Page 17 of The Broker
I smile at him. “I’d probably have done it anyway.” What do you know? Two truces in a week. What are the odds of that? “Okay, can you keep an eye on Angelica while I go pack my equipment? The rest of my stuff can wait, but I need my computers.”
“Are you fucking kidding me?” he demands. “Did you not hear anything Antonio just said? No. You’re not going anywhere without me.”
And there goes that moment of peace, burst into nothing like a soap bubble. “Dante, you’re being ridiculous. I’m perfectly capable of going to my apartment by myself. I’m really close to cracking that encryption. This is not a good time to stop.”

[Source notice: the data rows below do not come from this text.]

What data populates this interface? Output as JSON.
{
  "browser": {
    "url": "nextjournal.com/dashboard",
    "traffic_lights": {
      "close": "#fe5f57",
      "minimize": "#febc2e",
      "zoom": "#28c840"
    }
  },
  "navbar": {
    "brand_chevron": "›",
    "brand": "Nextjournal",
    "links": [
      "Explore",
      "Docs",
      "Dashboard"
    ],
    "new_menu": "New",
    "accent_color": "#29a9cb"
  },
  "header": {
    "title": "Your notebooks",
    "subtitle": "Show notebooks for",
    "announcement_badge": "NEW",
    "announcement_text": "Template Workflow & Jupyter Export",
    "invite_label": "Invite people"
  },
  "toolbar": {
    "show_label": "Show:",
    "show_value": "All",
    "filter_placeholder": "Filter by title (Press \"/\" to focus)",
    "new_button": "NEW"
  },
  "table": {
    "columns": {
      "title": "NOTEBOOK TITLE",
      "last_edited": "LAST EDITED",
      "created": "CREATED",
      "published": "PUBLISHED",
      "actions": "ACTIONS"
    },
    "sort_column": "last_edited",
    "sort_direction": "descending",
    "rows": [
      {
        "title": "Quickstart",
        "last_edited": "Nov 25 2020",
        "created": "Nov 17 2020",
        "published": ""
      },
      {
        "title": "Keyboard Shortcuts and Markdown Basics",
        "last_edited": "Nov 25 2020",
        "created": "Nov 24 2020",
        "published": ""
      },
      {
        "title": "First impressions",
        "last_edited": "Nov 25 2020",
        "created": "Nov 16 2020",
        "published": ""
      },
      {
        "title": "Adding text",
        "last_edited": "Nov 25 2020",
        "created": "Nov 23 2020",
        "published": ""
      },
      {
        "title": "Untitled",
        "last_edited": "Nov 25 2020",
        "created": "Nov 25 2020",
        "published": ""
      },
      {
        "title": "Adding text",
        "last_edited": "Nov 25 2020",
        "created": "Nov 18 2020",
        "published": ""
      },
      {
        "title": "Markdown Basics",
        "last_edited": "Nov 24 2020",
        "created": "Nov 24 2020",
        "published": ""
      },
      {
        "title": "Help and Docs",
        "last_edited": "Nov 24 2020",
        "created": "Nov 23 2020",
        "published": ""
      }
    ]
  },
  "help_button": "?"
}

“I don’t care,” he snaps. “I’m not letting you out of my sight until this thing blows over.”
His phone chooses that moment to ring. He picks it up. “You’re late,” he snarls. The person on the other end says something, and Dante looks pissed. “Fine,” he growls. “I’ll be there in a couple of hours.”
He hangs up and looks at me. “I’ll accompany you back to your apartment so you can pack up your stuff and drop you and Angelica off at my place, but then I have to go out,” he says. “No leaving my house until I get back. Got it?”
I swear to God—he drives meinsane.“You want me to stay holed up in your house like a captive? Like some kind of prisoner?”
“Call it whatever you want,” he replies. “But yes.”
He issucha jerk. Irritation fills me, tinged with more than a little disappointment. For an instant, I thought he saw me as someone capable, but I was fooling myself.
It doesn’t matter. Everything is electronic now, every business record, every financial transaction. Hacking is the new superpower, and I’m good at what I do. I don’t need him to see me as an equal—I know my worth.
I just have to survive living with the infuriating, overprotective, hot-as-hell Dante Colonna.
But if his high-handedness is a preview of what the next few weeks have to offer, somebody better find me an alibi. One more order from Dante—just one more—and I’m going to have to kill him.
11
DANTE
Angelica is perched on a stool in Antonio’s kitchen, flour smeared on her cheeks and chin, beating some batter with a hand mixer under Agnese’s careful supervision.
Valentina’s lips curve into a soft smile as she takes in the scene. “She’s growing so quickly,” she murmurs, lifting her phone to take a photo. “Soon, she’ll be a sullen teenager who doesn’t want to talk to her mother.”
I snort in amusement. “What a glass-half-empty person you are. Angelica has never had a sullen day in her life. I can’t see her personality changing so dramatically.”
“Mine did,” Valentina replies. She stares at her daughter through the doorway before taking a deep breath and straightening her shoulders. “Might as well get this over with.” She enters the room. “Hey, kiddo. What are you doing?”
“Agnese is showing me how to make the batter,” Angelica replies.
“Looks like you had a little flour mishap.” Valentina fishes a tissue out of her pocket and wipes her daughter’s cheeks. The maternal gesture tugs at something in my heart. “I have a surprise for you.”
Angelica’s eyes flash to me and then to her mother. “What kind of surprise?”
“You know how you’ve been wanting a puppy?”
“Yeah. . .” Her forehead furrows. “But we don’t have enough room for a dog.”
“What if we sold our apartment and moved into a bigger place?”
My niece gives her mother a sharp look. “Really?”
“Yes, really. Dante has kindly offered to have us stay with him until we find a new place.”
I grimace. Valentina is a terrible liar. Truly awful. I’m waiting for Angelica to ask a thousand follow-up questions, but to my surprise, she doesn’t say anything. She looks at me again and then at her mother. “We’re going to stay at Uncle Dante’s?”
“Yes.” Valentina gives me a confused look—I’m not the only one surprised by Angelica’s quick acceptance—and I shrug. “For the next month, probably.”
“Okay.” Angelica returns her attention to the bowl. “I have to finish making this cake.”
Valentina’s brow furrows. “And I have to pack our stuff. Do you want to stay here with Agnese while I do that?”